As you can imagine, I was keen to get the engine and ‘box into the bay of the EJ9.

A lot of these photos show how much deeper the Milano Red paint is compared to the exterior panels which are faded to heck!

With this being the first engine I have pulled from a car with only two pedals, I was having a proper headscratch, wondering why the engine crane kept getting pulled back towards the car whenever we tried to swing the entire assembly forward in order to lift it all out of the bay…

Turns out I forgot all about the shift linkage cable, connecting the shifter to the transmission. We found it easier to unbolt it from the shifter end, and dragging the entire cable out with the engine and gearbox.

Days getting brighter…

…car getting lighter.

The car has seen very little use, so what corrosion there is, is minimal. This spot on the driver’s side chassis leg is probably the worst of it under the bonnet. I applied some Bilt Hamber Deox rust inhibitor gel, which did work to some degree, but to be certain, I’d like to get a wire wheel on it.

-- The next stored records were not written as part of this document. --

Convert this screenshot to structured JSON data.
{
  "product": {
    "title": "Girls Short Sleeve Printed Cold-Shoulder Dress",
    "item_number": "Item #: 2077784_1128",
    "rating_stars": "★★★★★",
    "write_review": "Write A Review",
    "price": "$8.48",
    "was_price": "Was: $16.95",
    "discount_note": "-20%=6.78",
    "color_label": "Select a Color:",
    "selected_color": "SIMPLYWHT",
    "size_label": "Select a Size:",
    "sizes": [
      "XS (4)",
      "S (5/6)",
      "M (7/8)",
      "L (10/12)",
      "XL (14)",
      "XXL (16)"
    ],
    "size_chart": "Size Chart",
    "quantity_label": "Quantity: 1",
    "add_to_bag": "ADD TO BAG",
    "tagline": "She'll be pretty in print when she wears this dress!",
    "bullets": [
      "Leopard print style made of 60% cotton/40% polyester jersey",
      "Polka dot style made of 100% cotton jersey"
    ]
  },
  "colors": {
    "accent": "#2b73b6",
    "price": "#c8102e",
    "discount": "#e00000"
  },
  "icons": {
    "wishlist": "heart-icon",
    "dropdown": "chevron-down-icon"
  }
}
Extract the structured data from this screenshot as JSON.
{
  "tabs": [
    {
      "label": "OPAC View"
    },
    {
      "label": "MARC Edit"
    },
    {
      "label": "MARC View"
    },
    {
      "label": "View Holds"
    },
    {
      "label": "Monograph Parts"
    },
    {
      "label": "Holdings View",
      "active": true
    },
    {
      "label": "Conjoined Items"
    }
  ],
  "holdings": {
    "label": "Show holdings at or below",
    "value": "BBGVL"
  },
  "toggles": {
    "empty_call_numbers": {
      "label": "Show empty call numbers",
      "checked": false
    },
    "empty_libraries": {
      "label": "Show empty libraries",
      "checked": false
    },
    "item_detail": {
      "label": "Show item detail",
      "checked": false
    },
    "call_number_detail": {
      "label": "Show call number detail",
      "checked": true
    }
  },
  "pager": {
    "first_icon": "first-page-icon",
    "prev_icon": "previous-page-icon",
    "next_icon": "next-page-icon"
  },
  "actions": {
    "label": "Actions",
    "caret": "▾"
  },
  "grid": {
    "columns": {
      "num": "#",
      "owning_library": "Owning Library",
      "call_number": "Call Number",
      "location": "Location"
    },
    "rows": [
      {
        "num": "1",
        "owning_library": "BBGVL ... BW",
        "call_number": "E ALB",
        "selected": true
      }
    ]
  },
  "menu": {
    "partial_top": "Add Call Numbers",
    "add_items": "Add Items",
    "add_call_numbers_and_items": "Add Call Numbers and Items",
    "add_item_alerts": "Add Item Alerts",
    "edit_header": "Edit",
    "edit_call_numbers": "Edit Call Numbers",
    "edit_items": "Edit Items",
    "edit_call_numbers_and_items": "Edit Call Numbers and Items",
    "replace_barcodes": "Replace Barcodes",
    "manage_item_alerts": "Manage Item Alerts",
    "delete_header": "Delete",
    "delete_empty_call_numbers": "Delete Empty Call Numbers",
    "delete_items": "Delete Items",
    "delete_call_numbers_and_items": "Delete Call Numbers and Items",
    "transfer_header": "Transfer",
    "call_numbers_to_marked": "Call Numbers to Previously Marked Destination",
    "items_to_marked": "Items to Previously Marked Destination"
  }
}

Random photos I took here and there. For reference more than anything, but also to show the lack of rust!

Could have gone the route of a lot of others (including Kristian Wong “@studytuned” and his EK pictured below) by getting rid of the core support in the centre and fitting a full-size radiator. I opted to leave as much of the original metal intact, just because it’s solid and not exactly dangling by a rusty seam.

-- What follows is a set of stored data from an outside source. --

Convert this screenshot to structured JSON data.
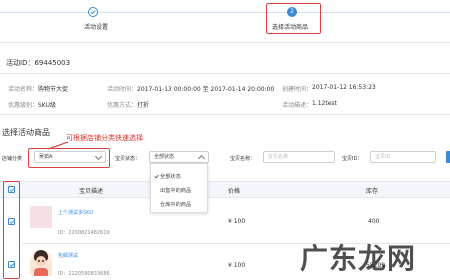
{
  "steps": [
    {
      "label": "活动设置",
      "number": "",
      "state": "done"
    },
    {
      "label": "选择活动商品",
      "number": "2",
      "state": "active"
    }
  ],
  "activity_id_label": "活动ID：69445003",
  "info": {
    "name_label": "活动名称：",
    "name_value": "购物节大促",
    "time_label": "活动时间：",
    "time_value": "2017-01-13 00:00:00 至 2017-01-14 20:00:00",
    "created_label": "创建时间：",
    "created_value": "2017-01-12 16:53:23",
    "type_label": "优惠级别：",
    "type_value": "SKU级",
    "method_label": "优惠方式：",
    "method_value": "打折",
    "desc_label": "活动描述：",
    "desc_value": "1.12test"
  },
  "section_title": "选择活动商品",
  "annotation": "可根据店铺分类快速选择",
  "filters": {
    "category_label": "店铺分类",
    "category_value": "吴茹A",
    "status_label": "宝贝状态：",
    "status_value": "全部状态",
    "name_label": "宝贝名称：",
    "name_placeholder": "宝贝名称",
    "id_label": "宝贝ID：",
    "id_placeholder": "宝贝ID"
  },
  "status_options": [
    "全部状态",
    "出售中的商品",
    "仓库中的商品"
  ],
  "table": {
    "headers": [
      "宝贝描述",
      "价格",
      "库存"
    ],
    "rows": [
      {
        "title": "上个测试多SKU",
        "id": "ID：2200821482619",
        "price": "¥ 100",
        "stock": "400"
      },
      {
        "title": "包邮测试",
        "id": "ID：2120590833686",
        "price": "¥ 100",
        "stock": "58299"
      }
    ]
  },
  "watermark": "广东龙网",
  "colors": {
    "accent": "#3b8ad9",
    "highlight": "#e04040",
    "annotation": "#e0312b"
  }
}
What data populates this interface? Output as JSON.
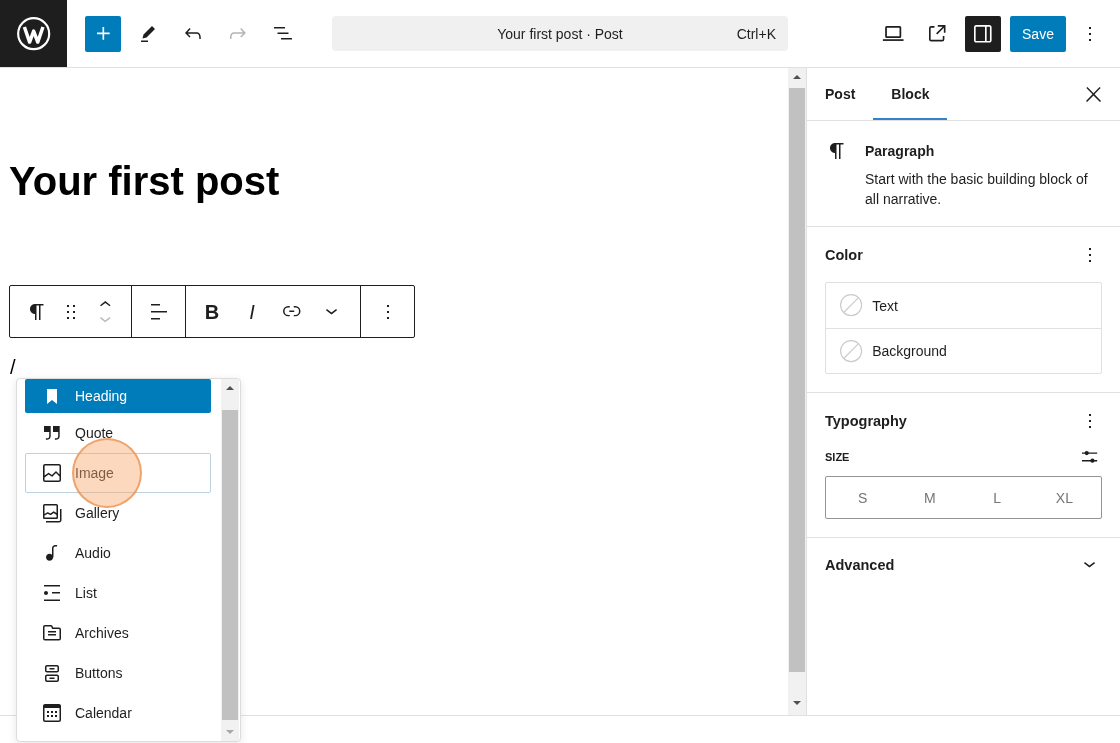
{
  "top_bar": {
    "undo": {
      "disabled": false
    },
    "redo": {
      "disabled": true
    },
    "command_bar": {
      "title": "Your first post · Post",
      "shortcut": "Ctrl+K"
    },
    "settings_toggle": {
      "on": true
    },
    "save_button": {
      "label": "Save"
    }
  },
  "editor": {
    "title": "Your first post",
    "paragraph": "/"
  },
  "block_toolbar": {
    "move_up": {
      "disabled": false
    },
    "move_down": {
      "disabled": true
    },
    "bold": {
      "label": "B"
    },
    "italic": {
      "label": "I"
    }
  },
  "inserter": {
    "items": [
      {
        "kind": "heading",
        "label": "Heading",
        "selected": true,
        "hovered": false,
        "clicked": false
      },
      {
        "kind": "quote",
        "label": "Quote",
        "selected": false,
        "hovered": false,
        "clicked": false
      },
      {
        "kind": "image",
        "label": "Image",
        "selected": false,
        "hovered": true,
        "clicked": true
      },
      {
        "kind": "gallery",
        "label": "Gallery",
        "selected": false,
        "hovered": false,
        "clicked": false
      },
      {
        "kind": "audio",
        "label": "Audio",
        "selected": false,
        "hovered": false,
        "clicked": false
      },
      {
        "kind": "list",
        "label": "List",
        "selected": false,
        "hovered": false,
        "clicked": false
      },
      {
        "kind": "archives",
        "label": "Archives",
        "selected": false,
        "hovered": false,
        "clicked": false
      },
      {
        "kind": "buttons",
        "label": "Buttons",
        "selected": false,
        "hovered": false,
        "clicked": false
      },
      {
        "kind": "calendar",
        "label": "Calendar",
        "selected": false,
        "hovered": false,
        "clicked": false
      }
    ]
  },
  "sidebar": {
    "tabs": [
      {
        "label": "Post",
        "selected": false
      },
      {
        "label": "Block",
        "selected": true
      }
    ],
    "block_card": {
      "title": "Paragraph",
      "description": "Start with the basic building block of all narrative."
    },
    "color": {
      "title": "Color",
      "items": [
        {
          "label": "Text"
        },
        {
          "label": "Background"
        }
      ]
    },
    "typography": {
      "title": "Typography",
      "size_label": "SIZE",
      "sizes": [
        {
          "label": "S",
          "selected": false
        },
        {
          "label": "M",
          "selected": false
        },
        {
          "label": "L",
          "selected": false
        },
        {
          "label": "XL",
          "selected": false
        }
      ]
    },
    "advanced": {
      "title": "Advanced",
      "expanded": false
    }
  }
}
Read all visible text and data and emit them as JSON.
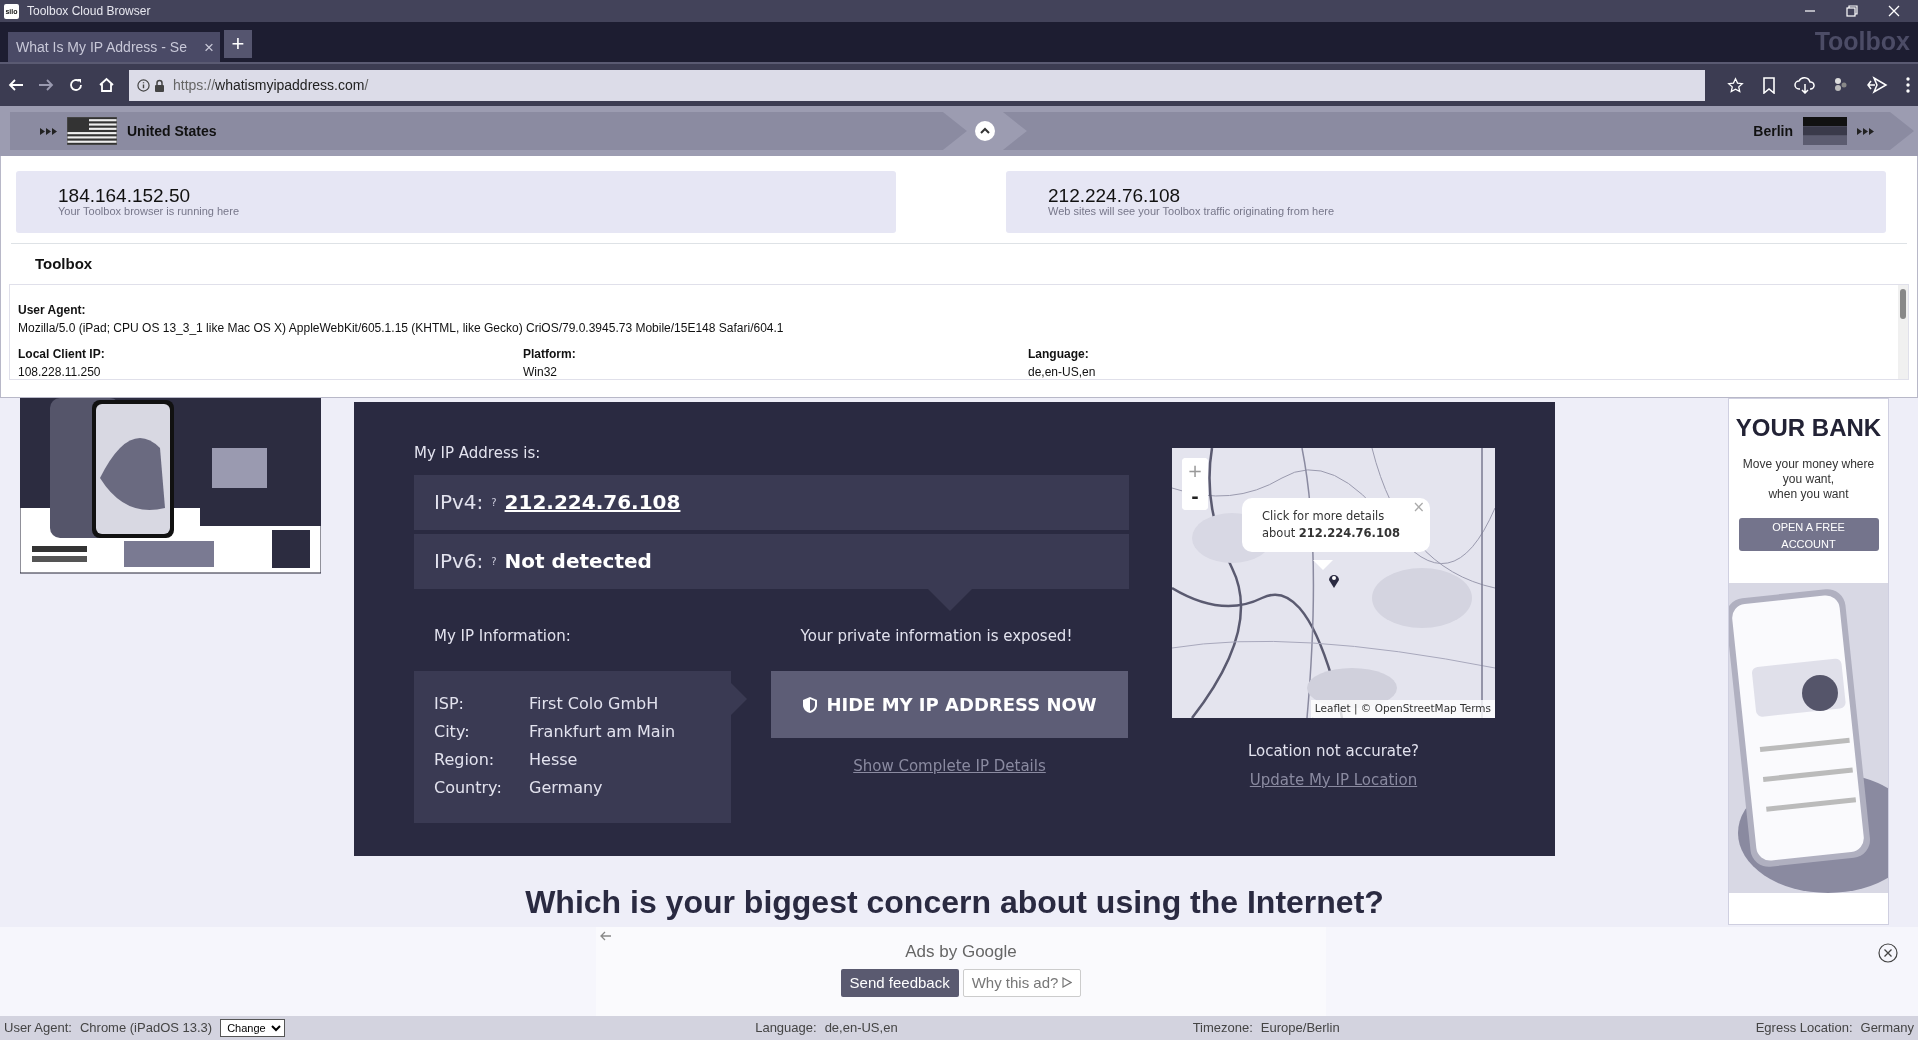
{
  "window": {
    "logo": "silo",
    "title": "Toolbox Cloud Browser"
  },
  "tabs": [
    {
      "label": "What Is My IP Address - Se",
      "close": "×",
      "selected": true
    }
  ],
  "new_tab": "+",
  "brand": "Toolbox",
  "address_bar": {
    "scheme": "https://",
    "host": "whatismyipaddress.com",
    "path": "/"
  },
  "route": {
    "origin": "United States",
    "destination": "Berlin"
  },
  "ip_cards": [
    {
      "ip": "184.164.152.50",
      "caption": "Your Toolbox browser is running here"
    },
    {
      "ip": "212.224.76.108",
      "caption": "Web sites will see your Toolbox traffic originating from here"
    }
  ],
  "toolbox": {
    "title": "Toolbox",
    "user_agent": {
      "label": "User Agent:",
      "value": "Mozilla/5.0 (iPad; CPU OS 13_3_1 like Mac OS X) AppleWebKit/605.1.15 (KHTML, like Gecko) CriOS/79.0.3945.73 Mobile/15E148 Safari/604.1"
    },
    "fields": [
      {
        "label": "Local Client IP:",
        "value": "108.228.11.250"
      },
      {
        "label": "Platform:",
        "value": "Win32"
      },
      {
        "label": "Language:",
        "value": "de,en-US,en"
      }
    ]
  },
  "ip_panel": {
    "heading": "My IP Address is:",
    "addresses": [
      {
        "label": "IPv4:",
        "help": "?",
        "value": "212.224.76.108",
        "link": true
      },
      {
        "label": "IPv6:",
        "help": "?",
        "value": "Not detected",
        "link": false
      }
    ],
    "info_heading": "My IP Information:",
    "exposed_note": "Your private information is exposed!",
    "info": [
      {
        "label": "ISP:",
        "value": "First Colo GmbH"
      },
      {
        "label": "City:",
        "value": "Frankfurt am Main"
      },
      {
        "label": "Region:",
        "value": "Hesse"
      },
      {
        "label": "Country:",
        "value": "Germany"
      }
    ],
    "hide_button": "HIDE MY IP ADDRESS NOW",
    "details_link": "Show Complete IP Details",
    "map": {
      "zoom_in": "+",
      "zoom_out": "-",
      "popup": "Click for more details about **212.224.76.108**",
      "popup_close": "×",
      "attribution": "Leaflet | © OpenStreetMap Terms"
    },
    "location_question": "Location not accurate?",
    "update_link": "Update My IP Location"
  },
  "concern_heading": "Which is your biggest concern about using the Internet?",
  "right_ad": {
    "heading": "YOUR BANK",
    "lines": [
      "Move your money where",
      "you want,",
      "when you want"
    ],
    "button": "OPEN A FREE ACCOUNT"
  },
  "google_ads": {
    "title": "Ads by Google",
    "feedback": "Send feedback",
    "why": "Why this ad?"
  },
  "status_bar": {
    "user_agent": {
      "label": "User Agent:",
      "value": "Chrome (iPadOS 13.3)"
    },
    "change": "Change",
    "items": [
      {
        "label": "Language:",
        "value": "de,en-US,en"
      },
      {
        "label": "Timezone:",
        "value": "Europe/Berlin"
      },
      {
        "label": "Egress Location:",
        "value": "Germany"
      }
    ]
  }
}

Image courtesy of koyoradracing.com

Moving into the cabin of the vehicle, I made do with the parts I’d already collected and were ready to install. Being the first drill bit I was putting to the car, I made sure to measure twice and all that.

The EK exhaust tunnel is a inch or so too narrow for you to simply bolt down a shifter assembly, due to the width of the bolt holes. This means buying a shifter adaptor plate, from one of the K-swap parts outlets; I went for a used K-Tuned item. I also obtained a used Integra DC5-R shifter box, because they’re cheap and from what I remember when driving a DC5-R, they allow for precise and slick shifts.

One thing to note, try mount the shifter as far rearward as possible. I chose to retain my centre console surrounding the handbrake, which meant grinding away some metal off that bracket you see held down with two bolts.

It should be obvious, that plastic trim surrounding your gear shifter will need trimming to clear the DC5-R / CRV shifter assembly. I even lopped some of the shifter assembly’s plastic casing in order for the trim to go back on.

Initial fitting – the shift lever was a hair’s width from the dash-centre console. This nearly made me scrap the idea, but luckily, Circuit Hero in the USofA make a couple bits that reduce the shift throw distance. A two-piece kit that basically alters the lever ratio for both the mechanisms for shifting up/down and left/right.

10/10 would not recommend that Fuel Line Kit Hybrid Racing sell. The push-on fitting for the braided (sheathing) rubber hose slid off when I tried it over the hardline pipe. I tried to get it back over onto rubber hose, but the damn sheathing frayed. I chucked it, and ordered some plain, fuel-rated rubber hose off eBay instead.

By the way no slander is intended, these are simply my raw, uncut experiences, so that you are aware of the quality some of these aftermarket parts. More moaning to come, haha!